Mar 1st, 2009
Mumbai is challenging at times, but Mumbai is great. I was even in my first car wreck last night!
Unfortunately, I’ve only been able to get online at internet cafes which is quite limiting for writing blog entries. Wi-fi doesn’t seem to be very common around here.
Found a Flat
I should, however, have more regular internet access starting on Monday, when I move in to my sparkling apartment in Bandra West, which is apparently the part of town where the Bollywood movie stars live and hang out. Exciting times in the world’s fourth largest urban agglomeration!
Bowels Bested, Weekend Wasted
With any luck, I will also have more regular stools by that point as well! What was that I said in my last post? “Stomach bugs be damned?” The bugs must be reading the blog. Normally proud of my intestinal fortitude, battle tested against Peruvian tap water and street food of all shapes, sizes, price levels, and durations in the sun, I’ve been singing the diarrhea song to myself for the last couple days. You know the one: “When you’re sliding into first and you feel a sudden burst, diarrhea! Diarrhea!” Charming, no? It (the song, that is) reminds me of being in elementary school and singing along with my brother. It also gives creed to Seth Stevenson’s prediction that I would certainly get Delhi Belly while I am here in his 5-part article, Trying Really Hard to Like India. It’s worth your time to read.

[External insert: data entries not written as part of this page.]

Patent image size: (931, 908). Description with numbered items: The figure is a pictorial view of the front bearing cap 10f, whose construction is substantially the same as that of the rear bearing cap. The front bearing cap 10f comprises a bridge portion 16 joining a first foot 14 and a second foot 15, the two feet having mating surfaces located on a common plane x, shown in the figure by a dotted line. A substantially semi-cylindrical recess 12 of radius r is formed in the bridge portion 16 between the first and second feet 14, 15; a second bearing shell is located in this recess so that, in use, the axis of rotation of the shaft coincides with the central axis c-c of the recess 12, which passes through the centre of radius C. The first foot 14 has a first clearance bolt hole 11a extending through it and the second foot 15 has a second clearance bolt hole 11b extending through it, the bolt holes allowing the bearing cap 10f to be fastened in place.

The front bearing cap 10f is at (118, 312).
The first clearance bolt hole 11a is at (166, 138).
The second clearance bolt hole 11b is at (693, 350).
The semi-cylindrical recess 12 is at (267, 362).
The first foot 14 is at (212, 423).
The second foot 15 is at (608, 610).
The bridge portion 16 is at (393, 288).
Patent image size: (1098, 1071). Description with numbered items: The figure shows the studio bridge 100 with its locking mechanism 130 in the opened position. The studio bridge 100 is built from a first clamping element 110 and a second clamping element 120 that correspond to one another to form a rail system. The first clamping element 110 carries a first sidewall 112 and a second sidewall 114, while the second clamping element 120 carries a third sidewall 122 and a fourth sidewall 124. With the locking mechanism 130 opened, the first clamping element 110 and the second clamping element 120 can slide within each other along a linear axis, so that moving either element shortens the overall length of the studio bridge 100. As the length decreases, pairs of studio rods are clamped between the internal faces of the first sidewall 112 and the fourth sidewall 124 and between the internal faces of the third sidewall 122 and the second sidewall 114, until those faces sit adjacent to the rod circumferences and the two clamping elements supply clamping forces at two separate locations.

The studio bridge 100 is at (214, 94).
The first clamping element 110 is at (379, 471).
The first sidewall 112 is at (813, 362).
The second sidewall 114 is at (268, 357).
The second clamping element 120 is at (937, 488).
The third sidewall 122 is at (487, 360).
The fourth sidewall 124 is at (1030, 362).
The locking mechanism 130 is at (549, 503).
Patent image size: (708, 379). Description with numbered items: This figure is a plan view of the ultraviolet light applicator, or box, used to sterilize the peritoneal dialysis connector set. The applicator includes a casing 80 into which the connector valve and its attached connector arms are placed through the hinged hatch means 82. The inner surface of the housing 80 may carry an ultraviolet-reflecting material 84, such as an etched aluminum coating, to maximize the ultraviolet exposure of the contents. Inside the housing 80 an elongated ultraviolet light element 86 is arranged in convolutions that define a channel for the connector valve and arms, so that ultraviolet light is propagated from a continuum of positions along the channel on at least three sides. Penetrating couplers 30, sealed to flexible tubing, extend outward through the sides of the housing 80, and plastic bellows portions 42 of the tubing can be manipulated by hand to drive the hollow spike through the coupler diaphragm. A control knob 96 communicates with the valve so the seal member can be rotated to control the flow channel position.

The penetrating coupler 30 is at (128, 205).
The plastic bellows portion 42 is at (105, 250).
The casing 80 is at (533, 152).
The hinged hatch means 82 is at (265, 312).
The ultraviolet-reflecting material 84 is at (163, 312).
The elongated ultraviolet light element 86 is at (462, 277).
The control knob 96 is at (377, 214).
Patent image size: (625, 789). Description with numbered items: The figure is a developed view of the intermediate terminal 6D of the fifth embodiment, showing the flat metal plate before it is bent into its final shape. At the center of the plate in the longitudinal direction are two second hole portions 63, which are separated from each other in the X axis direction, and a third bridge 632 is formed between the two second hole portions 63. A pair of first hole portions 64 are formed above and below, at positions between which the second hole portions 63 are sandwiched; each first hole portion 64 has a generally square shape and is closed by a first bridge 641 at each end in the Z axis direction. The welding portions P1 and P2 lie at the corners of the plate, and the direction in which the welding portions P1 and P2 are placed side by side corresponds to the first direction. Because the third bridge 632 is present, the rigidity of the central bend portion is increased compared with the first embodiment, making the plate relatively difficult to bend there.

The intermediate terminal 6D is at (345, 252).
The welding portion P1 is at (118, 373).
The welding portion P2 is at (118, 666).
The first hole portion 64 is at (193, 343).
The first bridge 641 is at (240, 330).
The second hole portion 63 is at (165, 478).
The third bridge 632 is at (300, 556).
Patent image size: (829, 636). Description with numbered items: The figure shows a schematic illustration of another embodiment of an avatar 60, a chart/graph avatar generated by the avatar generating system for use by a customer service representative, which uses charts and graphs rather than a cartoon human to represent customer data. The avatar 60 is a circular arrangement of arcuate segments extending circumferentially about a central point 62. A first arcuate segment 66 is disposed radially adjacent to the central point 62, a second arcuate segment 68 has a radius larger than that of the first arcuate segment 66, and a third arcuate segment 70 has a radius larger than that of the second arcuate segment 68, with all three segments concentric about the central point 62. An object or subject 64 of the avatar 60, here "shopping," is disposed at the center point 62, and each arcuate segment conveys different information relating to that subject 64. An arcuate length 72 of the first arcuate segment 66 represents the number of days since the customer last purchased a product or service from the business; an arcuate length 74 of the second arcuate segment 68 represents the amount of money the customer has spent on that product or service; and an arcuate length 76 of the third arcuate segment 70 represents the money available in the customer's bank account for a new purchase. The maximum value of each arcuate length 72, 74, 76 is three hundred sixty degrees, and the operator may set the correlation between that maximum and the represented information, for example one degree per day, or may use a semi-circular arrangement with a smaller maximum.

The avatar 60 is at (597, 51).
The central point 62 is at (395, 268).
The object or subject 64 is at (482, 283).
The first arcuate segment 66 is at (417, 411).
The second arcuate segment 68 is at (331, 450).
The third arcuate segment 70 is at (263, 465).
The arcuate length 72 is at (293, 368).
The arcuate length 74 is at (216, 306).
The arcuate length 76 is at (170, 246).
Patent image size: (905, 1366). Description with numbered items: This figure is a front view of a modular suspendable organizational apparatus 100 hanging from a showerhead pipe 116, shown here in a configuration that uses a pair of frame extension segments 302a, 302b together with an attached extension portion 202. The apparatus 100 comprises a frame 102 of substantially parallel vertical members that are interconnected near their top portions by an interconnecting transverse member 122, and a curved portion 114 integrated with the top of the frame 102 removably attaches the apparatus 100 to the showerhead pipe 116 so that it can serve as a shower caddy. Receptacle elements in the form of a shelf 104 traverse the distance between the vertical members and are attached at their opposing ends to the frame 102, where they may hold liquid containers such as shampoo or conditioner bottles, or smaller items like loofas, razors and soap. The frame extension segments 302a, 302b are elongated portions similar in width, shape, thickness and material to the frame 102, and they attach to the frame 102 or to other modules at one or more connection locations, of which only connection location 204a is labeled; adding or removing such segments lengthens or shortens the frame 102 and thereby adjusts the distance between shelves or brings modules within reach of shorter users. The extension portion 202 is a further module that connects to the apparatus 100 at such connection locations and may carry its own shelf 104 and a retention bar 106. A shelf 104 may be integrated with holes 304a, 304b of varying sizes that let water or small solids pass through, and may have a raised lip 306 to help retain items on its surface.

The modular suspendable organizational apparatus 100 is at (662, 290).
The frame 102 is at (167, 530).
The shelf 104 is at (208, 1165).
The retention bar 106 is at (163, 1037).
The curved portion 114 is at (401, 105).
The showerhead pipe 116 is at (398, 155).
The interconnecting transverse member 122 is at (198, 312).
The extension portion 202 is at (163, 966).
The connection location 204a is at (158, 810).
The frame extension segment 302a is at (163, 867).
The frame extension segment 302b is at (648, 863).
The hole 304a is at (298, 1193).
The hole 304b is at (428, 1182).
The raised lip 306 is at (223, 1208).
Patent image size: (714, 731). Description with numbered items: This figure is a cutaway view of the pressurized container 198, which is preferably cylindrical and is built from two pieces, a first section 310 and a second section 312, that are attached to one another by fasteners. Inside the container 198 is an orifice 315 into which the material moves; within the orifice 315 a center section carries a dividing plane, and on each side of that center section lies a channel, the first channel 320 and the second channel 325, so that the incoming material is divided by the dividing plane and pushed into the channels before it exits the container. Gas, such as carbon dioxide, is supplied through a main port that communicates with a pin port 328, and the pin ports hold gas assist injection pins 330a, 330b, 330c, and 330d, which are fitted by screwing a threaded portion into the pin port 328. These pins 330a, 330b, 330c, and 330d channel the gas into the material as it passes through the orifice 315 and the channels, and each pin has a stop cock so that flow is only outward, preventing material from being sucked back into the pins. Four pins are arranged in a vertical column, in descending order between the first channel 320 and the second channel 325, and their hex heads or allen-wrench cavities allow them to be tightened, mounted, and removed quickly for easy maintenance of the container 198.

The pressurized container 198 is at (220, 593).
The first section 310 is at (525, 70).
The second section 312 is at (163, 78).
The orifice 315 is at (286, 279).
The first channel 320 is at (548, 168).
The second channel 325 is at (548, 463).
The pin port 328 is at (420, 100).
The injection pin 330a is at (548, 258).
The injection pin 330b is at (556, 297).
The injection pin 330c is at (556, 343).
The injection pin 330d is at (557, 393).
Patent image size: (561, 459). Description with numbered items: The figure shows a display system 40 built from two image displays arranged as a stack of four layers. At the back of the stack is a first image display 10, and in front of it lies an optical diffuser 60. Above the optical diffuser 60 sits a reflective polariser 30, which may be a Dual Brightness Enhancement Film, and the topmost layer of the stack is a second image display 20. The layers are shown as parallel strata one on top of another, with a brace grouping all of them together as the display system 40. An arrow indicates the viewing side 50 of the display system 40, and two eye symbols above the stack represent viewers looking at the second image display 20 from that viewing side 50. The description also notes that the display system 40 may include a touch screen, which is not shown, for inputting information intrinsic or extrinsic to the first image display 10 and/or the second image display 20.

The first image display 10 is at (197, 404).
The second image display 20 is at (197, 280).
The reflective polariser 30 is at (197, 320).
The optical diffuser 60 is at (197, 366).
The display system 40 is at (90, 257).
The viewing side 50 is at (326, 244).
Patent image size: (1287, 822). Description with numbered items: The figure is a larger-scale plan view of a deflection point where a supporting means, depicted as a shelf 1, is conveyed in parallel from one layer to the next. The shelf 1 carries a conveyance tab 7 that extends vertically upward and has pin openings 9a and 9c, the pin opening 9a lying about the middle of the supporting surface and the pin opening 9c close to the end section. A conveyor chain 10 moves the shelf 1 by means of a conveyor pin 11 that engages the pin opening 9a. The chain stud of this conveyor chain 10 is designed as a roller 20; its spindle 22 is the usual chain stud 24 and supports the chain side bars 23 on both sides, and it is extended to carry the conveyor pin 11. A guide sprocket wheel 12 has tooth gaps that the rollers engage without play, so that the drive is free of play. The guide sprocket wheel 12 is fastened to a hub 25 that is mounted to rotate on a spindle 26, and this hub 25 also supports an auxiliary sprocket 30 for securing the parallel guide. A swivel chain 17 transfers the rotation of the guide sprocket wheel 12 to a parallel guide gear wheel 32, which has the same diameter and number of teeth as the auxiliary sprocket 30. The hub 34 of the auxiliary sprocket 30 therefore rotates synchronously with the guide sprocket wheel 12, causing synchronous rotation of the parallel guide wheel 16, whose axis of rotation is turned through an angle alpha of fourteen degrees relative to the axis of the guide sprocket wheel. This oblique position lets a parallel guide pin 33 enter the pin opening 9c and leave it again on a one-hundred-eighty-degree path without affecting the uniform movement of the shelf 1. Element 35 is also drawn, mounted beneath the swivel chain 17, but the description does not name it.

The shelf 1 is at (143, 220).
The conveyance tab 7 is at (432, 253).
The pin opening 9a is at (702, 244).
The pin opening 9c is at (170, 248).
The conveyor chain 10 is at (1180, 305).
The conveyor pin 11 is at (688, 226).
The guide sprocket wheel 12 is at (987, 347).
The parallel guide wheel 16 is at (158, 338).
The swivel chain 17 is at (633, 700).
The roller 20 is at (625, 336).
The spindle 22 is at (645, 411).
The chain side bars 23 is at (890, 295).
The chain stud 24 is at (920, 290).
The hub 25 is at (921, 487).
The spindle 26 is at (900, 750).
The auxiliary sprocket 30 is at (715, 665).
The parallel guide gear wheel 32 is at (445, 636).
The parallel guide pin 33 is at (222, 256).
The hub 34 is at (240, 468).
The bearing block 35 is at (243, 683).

A less wipeable byproduct of my gastrointestinal grappling and accompanying fever and chills was that I didn’t feel up to going out on either Friday or Saturday night. A pity. Another benefit of traveling slowly: there’s always next weekend.
Additionally, when I was headed back from Bandra in the taxi, bowels and all anxiously awaiting arrival at the hotel in South Mumbai where I have been staying, (it takes about an hour and a half and costs $4.00) we had a car wreck! A big truck just muscled over into our lane and smashed the taxi up against the divider. The driver seemed quite unperturbed by the ordeal. We both saw it coming and we both gave it a “meh” reaction. No words were exchanged between he and I post-accident. I just got a quick glance back from him. He stopped the taxi, the truck kept going without stopping, the people behind him starting honking mercilessly at the thoughtless inconvenience he was causing, and then on we went. We got jolted around a little bit, but the seemingly bullet-proof shit-box taxi amazingly only took cosmetic damage. It kept honking incessantly, belching black smoke like before, and rattling along just fine.
This was actually less stressful than than the verbal assault I received in Hindi from the other taxi driver who got pissed that the only note I had was a 500 Rupee note for a 100 Rupee fare. I could only understand the words “mother choad,” but his facial expression said the rest. While he went to find change, beggar kids came to the windows and tried to sell me books. The first book was the screenplay for Slumdog Millionaire and the second was about Obama. The first wave of kids eventually went away and a heart-breakingly cute 5 or 6 year-old little girl came to the window and attempted a few lines of “Jingle Bells,” followed by some songs in Hindi. She was holding a baby. This is common. It’s rough.